In this post: There are many reasons to make a DIY vertical garden. Small outdoor space, cooling shade, fresher air & privacy top the list. Here’s a simple DIY.
I can think of many reasons to put together a DIY vertical garden. Small outdoor spaces, cooling shade, fresher air (especially on a city patio), and privacy definitely top the list.
We built our DIY vertical garden not on an actual wall, but on an arbor that acts a little like a wall.
If you read our before and after patio post a couple of weeks ago, you’ll remember we had a rather ugly old fence at the border of our side patio.
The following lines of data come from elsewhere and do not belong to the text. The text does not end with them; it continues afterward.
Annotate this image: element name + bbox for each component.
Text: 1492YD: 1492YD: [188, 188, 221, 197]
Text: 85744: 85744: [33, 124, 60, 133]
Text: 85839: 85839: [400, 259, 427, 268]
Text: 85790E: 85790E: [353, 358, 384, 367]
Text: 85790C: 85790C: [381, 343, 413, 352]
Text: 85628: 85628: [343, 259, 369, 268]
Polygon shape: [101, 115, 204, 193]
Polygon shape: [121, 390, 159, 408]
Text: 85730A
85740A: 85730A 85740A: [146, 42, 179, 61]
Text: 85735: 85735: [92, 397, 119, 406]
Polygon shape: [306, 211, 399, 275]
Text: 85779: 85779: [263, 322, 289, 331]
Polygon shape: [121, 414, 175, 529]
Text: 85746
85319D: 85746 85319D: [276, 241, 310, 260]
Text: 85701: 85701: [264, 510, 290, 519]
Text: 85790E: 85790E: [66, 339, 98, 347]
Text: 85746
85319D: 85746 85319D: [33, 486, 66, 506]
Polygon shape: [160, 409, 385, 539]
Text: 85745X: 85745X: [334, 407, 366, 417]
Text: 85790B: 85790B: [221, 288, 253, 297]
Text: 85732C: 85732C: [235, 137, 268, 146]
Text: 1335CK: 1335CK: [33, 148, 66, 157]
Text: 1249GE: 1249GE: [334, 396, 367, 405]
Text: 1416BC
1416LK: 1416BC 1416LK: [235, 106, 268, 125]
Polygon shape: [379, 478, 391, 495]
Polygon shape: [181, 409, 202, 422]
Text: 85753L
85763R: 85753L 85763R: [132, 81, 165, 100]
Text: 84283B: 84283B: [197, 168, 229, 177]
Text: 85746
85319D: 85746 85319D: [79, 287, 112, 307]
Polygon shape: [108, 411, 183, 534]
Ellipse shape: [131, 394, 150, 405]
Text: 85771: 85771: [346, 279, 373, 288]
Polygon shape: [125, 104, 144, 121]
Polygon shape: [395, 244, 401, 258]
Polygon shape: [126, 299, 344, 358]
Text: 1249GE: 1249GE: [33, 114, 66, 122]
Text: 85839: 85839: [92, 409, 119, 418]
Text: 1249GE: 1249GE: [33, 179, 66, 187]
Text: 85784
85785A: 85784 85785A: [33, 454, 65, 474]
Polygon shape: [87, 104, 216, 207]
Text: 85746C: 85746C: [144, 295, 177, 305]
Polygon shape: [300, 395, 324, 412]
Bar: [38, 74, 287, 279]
When we removed it, we decided we liked the open feel, but still desired a small measure of privacy and property boundary.
Which made us reconsider building our DIY vertical garden on an exterior wall of the house and build it as a stand-alone “wall” instead.
DIY VERTICAL GARDEN
- 2 – Ground Spike in Khaki (4 In. x 4 In.)
- 2 – 4″x4″x8′ cedar posts
- 3 – 2″x6″x8′ cedar planks
- scrap length of 4″x4″
- 8 – 1/4″x3″ lag bolts
- 1 pkg Hex Wire Netting 24 inches x 25 feet – 1 inch
- 3/4″ fence staples
- 19 gauge plated steel wire
- 4″ terra cotta pots (we used 35)
- small plants (30-35 depending on whether you’d like empty pots or not)
- potting soil
1. Make SURE that you do not have any utility wires or pipes running in the area you want to build your garden wall. If you are at all doubtful, call your local utility companies to come and check for you (it’s free).
2. Measure out and mark where your posts will go on the ground. Ours are seven feet apart, centered on our patio space.
3. Using a sledgehammer and a scrap piece of wood (you don’t want to damage the good cedar posts or the ground spikes), hammer ground spikes into the ground at spots marked out in step 2.
4. Cut 4″x4″‘ cedar posts down to the height you’d like. Ours are seven feet tall.
5. Place one cut 4″x4″ post into the ground spike and level (the ground spikes we purchased have a swivel top that is used for leveling). Tighten bolts in ground spikes to keep posts level. Repeat for the second post.
6. Using clamps place 2- 2″x6″x8′ cedar planks on top of cedar posts (one on each side front and back). Measure and adjust if necessary so that overhang is equal on both sides and at each end.
7. Pre-drill countersunk holes for bolts.
8. Attach planks to posts with two bolts on each side of each post for a total of four bolts on each post. Be sure to stagger as shown so they don’t run into each other.
9. Decide how many pieces you’d like on the top of your arbor framing, then cut and angle them to desired angles. We toe-nailed ours on top of the two planks, but feel free to do it “the right way” and use specially designed brackets. 🙂 Toe-nailing was cheaper and faster and they’ve stayed up straight just fine!
10. Unroll wire netting. Measure and cut to the width between two posts plus a little extra. Because it is only 24″ wide you will have to use about three lengths (sort of stacked one on top of the other) total. Using fence staples gripped with pliers and a hammer, affix wire netting to the bottom of the back piece of planking (as shown above). Also, affix to the back of the side posts as shown. Repeat and repeat again to give a wire netting “wall”.
11. Using small pieces of wire, attach each piece of netting together at the seam to create a solid wire mesh “wall”. Trim off any excess.
Now you’re ready to add some lush greenery or flowers!
12. Using a small amount of potting soil if necessary, transplant your plants from their little plastic pots to the new terra cotta pots.
13. Cut 35 pieces of wire, each about 16-18″ long. Wrap one around each pot and twist as shown above.
14. To attach pots to the wire netting “wall”, feed each of the two wire ends through separate hexes and twist them together. If you find that posts tilt down too much, add a second loop and attach higher.
After about a month or more we adore our DIY vertical garden wall and have received many compliments on it from neighbors and friends. And so far the only drawback has been watering it every day to keep the plants from drying out. We’re already thinking of a way to make it self-watering for next summer – maybe a pump, tubing, and trough system?